← Back to context

Comment by input_sh

21 hours ago

Even speaking from a pure statistical perspective, it is quite literally impossible for "AI" that outputs world's-most-average-answer to be better than "most engineers".

In fact, it's pretty easy to conclude what percentage of engineers it's better than: all it does is it consumes as much data as possible and returns the statistically most probable answer, therefore it's gonna be better than roughly 50% of engineers. Maybe you can claim that it's better than 60% of engineers because bottom-of-the-barrel engineers tend to not publish their works online for it to be used as training data, but for every one of those you have a bunch of non-engineers that don't do this for a living putting their shitty attempts at getting stuff done using code online, so I'm actually gonna correct myself immediately and say that it's about 40%.

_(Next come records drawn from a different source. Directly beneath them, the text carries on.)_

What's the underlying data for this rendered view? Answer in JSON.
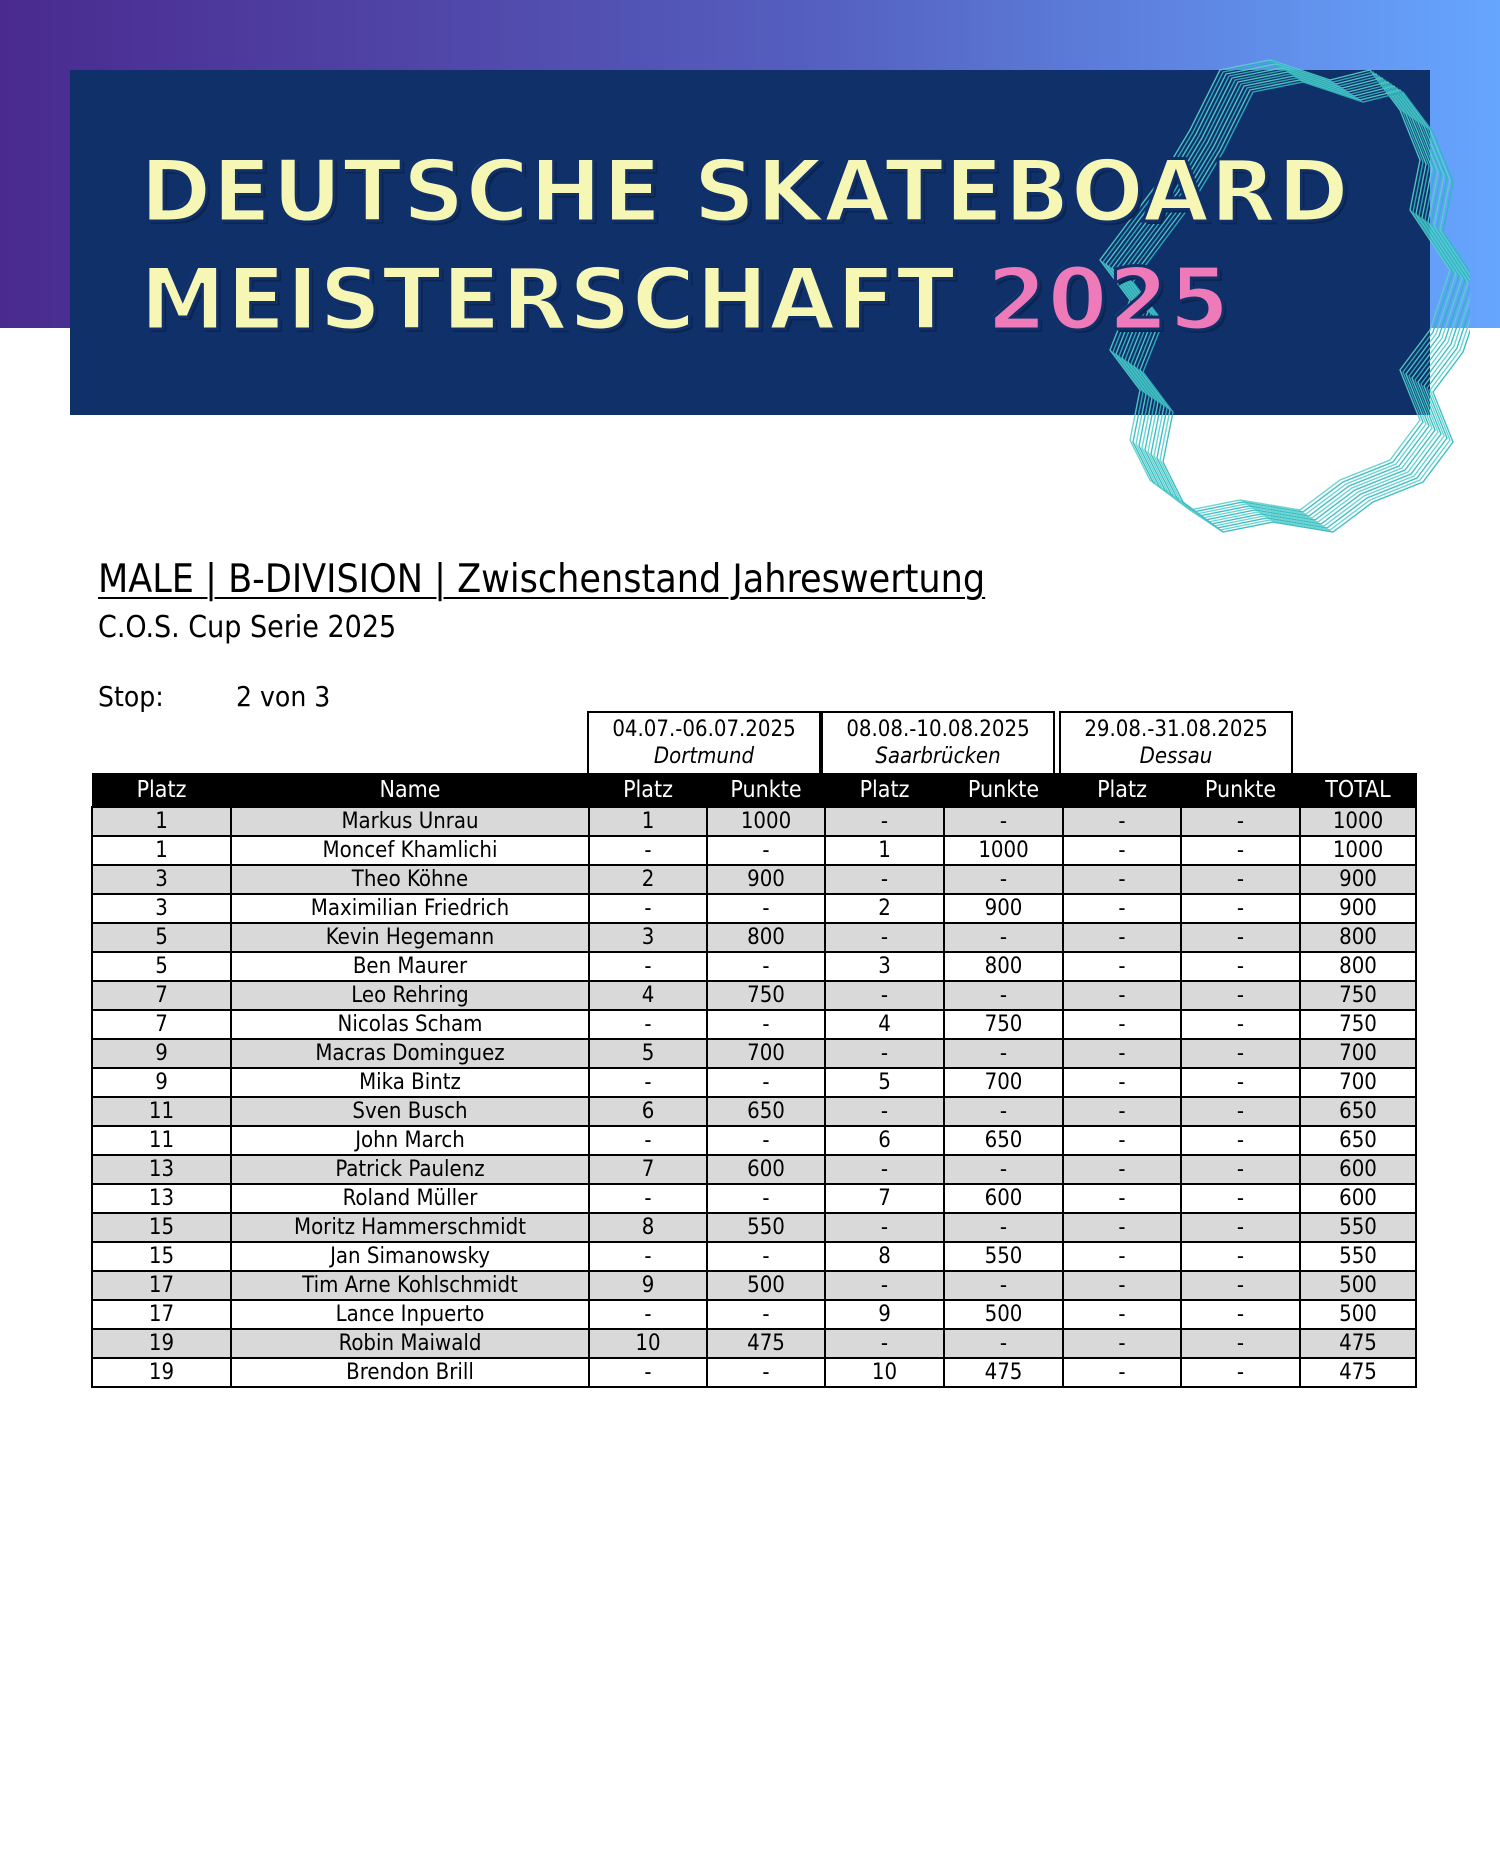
{
  "banner": {
    "title_line1": "DEUTSCHE SKATEBOARD",
    "title_line2": "MEISTERSCHAFT",
    "year": "2025",
    "colors": {
      "navy": "#10306a",
      "cream": "#f7f7b5",
      "pink": "#ef7ab9",
      "teal": "#2bb7c4"
    }
  },
  "heading": "MALE | B-DIVISION | Zwischenstand Jahreswertung",
  "subheading": "C.O.S. Cup Serie 2025",
  "stop": {
    "label": "Stop:",
    "value": "2 von 3"
  },
  "events": [
    {
      "date": "04.07.-06.07.2025",
      "city": "Dortmund"
    },
    {
      "date": "08.08.-10.08.2025",
      "city": "Saarbrücken"
    },
    {
      "date": "29.08.-31.08.2025",
      "city": "Dessau"
    }
  ],
  "table": {
    "headers": [
      "Platz",
      "Name",
      "Platz",
      "Punkte",
      "Platz",
      "Punkte",
      "Platz",
      "Punkte",
      "TOTAL"
    ],
    "rows": [
      [
        "1",
        "Markus Unrau",
        "1",
        "1000",
        "-",
        "-",
        "-",
        "-",
        "1000"
      ],
      [
        "1",
        "Moncef Khamlichi",
        "-",
        "-",
        "1",
        "1000",
        "-",
        "-",
        "1000"
      ],
      [
        "3",
        "Theo Köhne",
        "2",
        "900",
        "-",
        "-",
        "-",
        "-",
        "900"
      ],
      [
        "3",
        "Maximilian Friedrich",
        "-",
        "-",
        "2",
        "900",
        "-",
        "-",
        "900"
      ],
      [
        "5",
        "Kevin Hegemann",
        "3",
        "800",
        "-",
        "-",
        "-",
        "-",
        "800"
      ],
      [
        "5",
        "Ben Maurer",
        "-",
        "-",
        "3",
        "800",
        "-",
        "-",
        "800"
      ],
      [
        "7",
        "Leo Rehring",
        "4",
        "750",
        "-",
        "-",
        "-",
        "-",
        "750"
      ],
      [
        "7",
        "Nicolas Scham",
        "-",
        "-",
        "4",
        "750",
        "-",
        "-",
        "750"
      ],
      [
        "9",
        "Macras Dominguez",
        "5",
        "700",
        "-",
        "-",
        "-",
        "-",
        "700"
      ],
      [
        "9",
        "Mika Bintz",
        "-",
        "-",
        "5",
        "700",
        "-",
        "-",
        "700"
      ],
      [
        "11",
        "Sven Busch",
        "6",
        "650",
        "-",
        "-",
        "-",
        "-",
        "650"
      ],
      [
        "11",
        "John March",
        "-",
        "-",
        "6",
        "650",
        "-",
        "-",
        "650"
      ],
      [
        "13",
        "Patrick Paulenz",
        "7",
        "600",
        "-",
        "-",
        "-",
        "-",
        "600"
      ],
      [
        "13",
        "Roland Müller",
        "-",
        "-",
        "7",
        "600",
        "-",
        "-",
        "600"
      ],
      [
        "15",
        "Moritz Hammerschmidt",
        "8",
        "550",
        "-",
        "-",
        "-",
        "-",
        "550"
      ],
      [
        "15",
        "Jan Simanowsky",
        "-",
        "-",
        "8",
        "550",
        "-",
        "-",
        "550"
      ],
      [
        "17",
        "Tim Arne Kohlschmidt",
        "9",
        "500",
        "-",
        "-",
        "-",
        "-",
        "500"
      ],
      [
        "17",
        "Lance Inpuerto",
        "-",
        "-",
        "9",
        "500",
        "-",
        "-",
        "500"
      ],
      [
        "19",
        "Robin Maiwald",
        "10",
        "475",
        "-",
        "-",
        "-",
        "-",
        "475"
      ],
      [
        "19",
        "Brendon Brill",
        "-",
        "-",
        "10",
        "475",
        "-",
        "-",
        "475"
      ]
    ]
  }
}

The same goes for every other output: it's gonna make the world's most average article, the most average song in a genre and so on. You can nudge it to be slightly better than the average with great effort, but no, you absolutely cannot make it better than most.

Which indicates something unknown. Code quality evaluations in training. Do you know if there is any sort of code quality evaluation for the training data? I think the argument is a little reductive without knowing the actual details of the model training input pipeline and the stages of generating the output on that same dimension, but I don't really have any concrete knowledge here either, so your baseline assumption could be right.

The thing that separates AI Agents from normal programmers is that agents don't get bored or tired.

For most engineers the ability might be there, but the motivation or willingness to write, for example, 20 different test cases checking the 3 line bug you just fixed is fixed FOR SURE usually isn't there. You add maybe 1-2 tests because they're annoying boilerplate crap to write and create the PR. CI passes, you added new tests, someone will approve it. (Yes, your specific company is of course better than this and requires rigorous testing, but the vast majority isn't. Most don't even add the two tests as long as the issue is fixed.)

An AI Agent will happily and without complaining use Red/Green TDD on the issue, create the 20 tests first, make sure they fail (as they should), fix the issue and then again check that all tests pass. And it'll do it in 30 minutes while you do something else.

This is kind of like saying a kid can never become a better programmer than the average of his teachers.

IMHO, the reasons not to use AI are social, not logical.

  • The kid can learn and become better over time, while "AI" can only be retrained using better training data.

    I'm not against using AI by any means, but I know what to use it for: for stuff where I can only do a worse than half the population because I can't be bothered to learn it properly. I don't want to toot my own horn, but I'd say I'm definitely better at my niche than 50% of the people. There are plenty of other niches where I'm not.

    • Yeah, but it's been trained on the boring, repetitive stuff, and A LOT of code that needs to be written is just boring, repetitive stuff.

      By leaving the busywork for the drones, this frees up time for the mind to solve the interesting and unsolved problems.

  • The AI doesn't know what good or bad code is. It doesn't know what surpassing someone means. It's been trained to generate text similar to its training data, and that's what it does.

    If you feed it only good code, we'd expect a better result, but currently we're feeding it average code. The cost to evaluate code quality for the huge data set is too high.

    • The training data includes plenty of examples of labelled good and bad code. And comparisons between two implementations plus trade-offs and costs and benefits. I think it absolutely does "know" good code, in the sense that it can know anything at all.

      1 reply →

> Maybe you can claim that it's better than 60% of engineers because bottom-of-the-barrel engineers tend to not publish their works online for it to be used as training data, but for every one of those you have a bunch of non-engineers that don't do this for a living putting their shitty attempts at getting stuff done using code online, so I'm actually gonna correct myself immediately and say that it's about 40%.

And there are a bunch of engineers from certain cultures who don't know what they don't know, but believe that a massive portfolio of slop is better than one or two well-developed projects.

I can only hope that the people training the good coding models know to tell AI that these are antipatterns, not patterns.

>> Even speaking from a pure statistical perspective, it is quite literally impossible for "AI" that outputs world's-most-average-answer to be better than "most engineers". In fact, it's pretty easy to conclude what percentage of engineers it's better than: all it does is it consumes as much data as possible and returns the statistically most probable answer

Yeah, you come across as someone who thinks that the AI simply spits out the average of the code in its training data. I don't think that understanding is accurate, to say the least.